OCCURRENCE	ARB_EDIT4
		ARB_NTREE

DESCRIPTION

	Protein gene sequences and (predicted) protein primary structures (= amino
	acid sequences) as well as protein secondary structures can be stored in the
	ARB database and protein alignments can be created. Using import filters
	amino acid sequences and/or protein secondary structures can be imported from
	DSSP files. Refer to LINK{arb_import.hlp} and especially LINK{dssp_ift.hlp}
	for information on how this is done, please. Description of the DSSP code
	and format as well as an example file can be found there, too.
	
	Once a protein secondary structure is present as species in the database it
	can be converted to an SAI (see LINK{sp_sp_2_ext.hlp}) to use it as reference
	for comparing other protein secondary structures or amino acid sequences. SAIs
	can be created from the protein secondary structure information in a special
	field named 'sec_struct', too (see LINK{pfold_sai.hlp}). This is useful, if
	one has a protein secondary structure aligned along with the amino acid
	sequence.
	
	An approach for visualizing matches between protein structures has been
	incorporated in ARB. The match computation for sequences and secondary
	structures is based on the Chou-Fasman algorithm (see below) or adaptions
	to it and depends on the used match method. The match methods are described
	in detail in LINK{pfold_props.hlp} along with all other related settings that
	can be configured via the 'Properties' menu.

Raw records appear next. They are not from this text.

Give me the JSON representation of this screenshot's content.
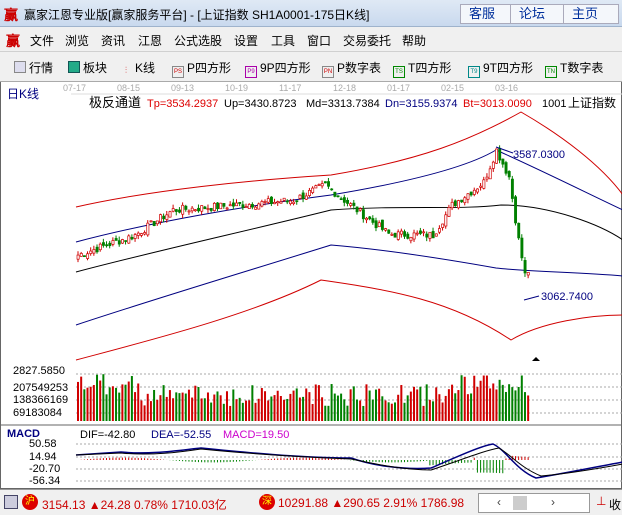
{
  "window": {
    "logo": "赢",
    "title": "赢家江恩专业版[赢家服务平台] - [上证指数  SH1A0001-175日K线]",
    "buttons": [
      "客服",
      "论坛",
      "主页"
    ]
  },
  "menu": {
    "logo": "赢",
    "items": [
      "文件",
      "浏览",
      "资讯",
      "江恩",
      "公式选股",
      "设置",
      "工具",
      "窗口",
      "交易委托",
      "帮助"
    ]
  },
  "toolbar": {
    "items": [
      {
        "label": "行情",
        "icon": "table-icon"
      },
      {
        "label": "板块",
        "icon": "blocks-icon"
      },
      {
        "label": "K线",
        "icon": "candlestick-icon"
      },
      {
        "label": "P四方形",
        "icon": "PS"
      },
      {
        "label": "9P四方形",
        "icon": "P9"
      },
      {
        "label": "P数字表",
        "icon": "PN"
      },
      {
        "label": "T四方形",
        "icon": "TS"
      },
      {
        "label": "9T四方形",
        "icon": "T9"
      },
      {
        "label": "T数字表",
        "icon": "TN"
      }
    ]
  },
  "chart": {
    "period_label": "日K线",
    "dates": [
      "07-17",
      "08-15",
      "09-13",
      "10-19",
      "11-17",
      "12-18",
      "01-17",
      "02-15",
      "03-16"
    ],
    "indicator_name": "极反通道",
    "indicator": {
      "tp": "Tp=3534.2937",
      "up": "Up=3430.8723",
      "md": "Md=3313.7384",
      "dn": "Dn=3155.9374",
      "bt": "Bt=3013.0090"
    },
    "code_fragment": "1001",
    "symbol": "上证指数",
    "high_label": "3587.0300",
    "low_label": "3062.7400",
    "price_axis_bottom": "2827.5850",
    "volume_ticks": [
      "207549253",
      "138366169",
      "69183084"
    ],
    "macd": {
      "name": "MACD",
      "dif": "DIF=-42.80",
      "dea": "DEA=-52.55",
      "macd": "MACD=19.50",
      "ticks": [
        "50.58",
        "14.94",
        "-20.70",
        "-56.34"
      ]
    },
    "close_keypoints": [
      [
        0,
        3213
      ],
      [
        18,
        3286
      ],
      [
        30,
        3378
      ],
      [
        50,
        3396
      ],
      [
        68,
        3414
      ],
      [
        78,
        3470
      ],
      [
        86,
        3396
      ],
      [
        98,
        3290
      ],
      [
        112,
        3286
      ],
      [
        118,
        3396
      ],
      [
        128,
        3480
      ],
      [
        132,
        3598
      ],
      [
        136,
        3500
      ],
      [
        139,
        3268
      ],
      [
        141,
        3140
      ],
      [
        142,
        3154
      ]
    ],
    "colors": {
      "up": "#d00000",
      "down": "#008000",
      "channel_outer": "#d00000",
      "channel_inner": "#000080",
      "mid": "#000000"
    }
  },
  "status": {
    "sh_icon": "沪",
    "sh": "3154.13 ▲24.28 0.78% 1710.03亿",
    "sz_icon": "深",
    "sz": "10291.88 ▲290.65 2.91% 1786.98",
    "recv": "收"
  }
}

SECTION Overview of the Chou-Fasman Algorithm

	The Chou-Fasman algorithm is a statistical method for predicting a protein
	secondary structure from its amino acid sequence. It is based on the fact
	that certain amino acids tend to form or break alpha-helices ('H'),
	beta-sheets ('E') and beta-turns ('T'). The experimentally obtained
	Chou-Fasman parameters (former and breaker values) are used to predict the
	possible occurrence of the individual structure types which can then be
	merged to create a secondary structure summary. Further information on how
	this approach is used for protein structure match computation can be found
	in LINK{pfold_props.hlp} in section 'Description of Match Methods'.

SECTION REFERENCES

	[1] Chou-Fasman Algorithm
	
		Details on the Chou-Fasman algorithm can be found in the original
		paper: "Chou, P. and Fasman, G. (1978). Prediction of the secondary
		structure of proteins from their amino acid sequence. Advanced
		Enzymology, 47, 45-148.".

	[2] DSSP
	
		The DSSP program was developed to standardize secondary structure
		assignment. It assigns protein secondary structures to amino acid
		sequences from the amino acids' crystallographic atom coordinates
		as specified by protein entries in the Protein Data Bank (PDB). The
		program can be found on the web at
		"LINK{http://swift.cmbi.ru.nl/gv/dssp/}". Details on the algorithm
		can be found in "Kabsch, W. and Sander, C. (1983). Dictionary of
		protein secondary structure: pattern recognition of hydrogen-bonded
		and geometrical features. Biopolymers, 22 (12), 2577-2637.
		PMID: 6667333; UI: 84128824."

NOTES

	The used method for protein secondary structure prediction, i.e. the Chou-Faman
	algorithm, is fast which was the main reason for choosing it. Performance is
	important for a large number of sequences loaded in the editor. However, it
	is not very accurate and should only be used as rough estimation. Thus, the
	match computation can only give an approximate overview if a given amino acid
	sequence matches a certain secondary structure.

EXAMPLES 	None

WARNINGS        Protein secondary structure in the field 'sec_struct' is not aligned
                automatically with the sequence (yet). It has to be aligned manually!

BUGS            The editor might be unstable and may crash if sequences are not formatted.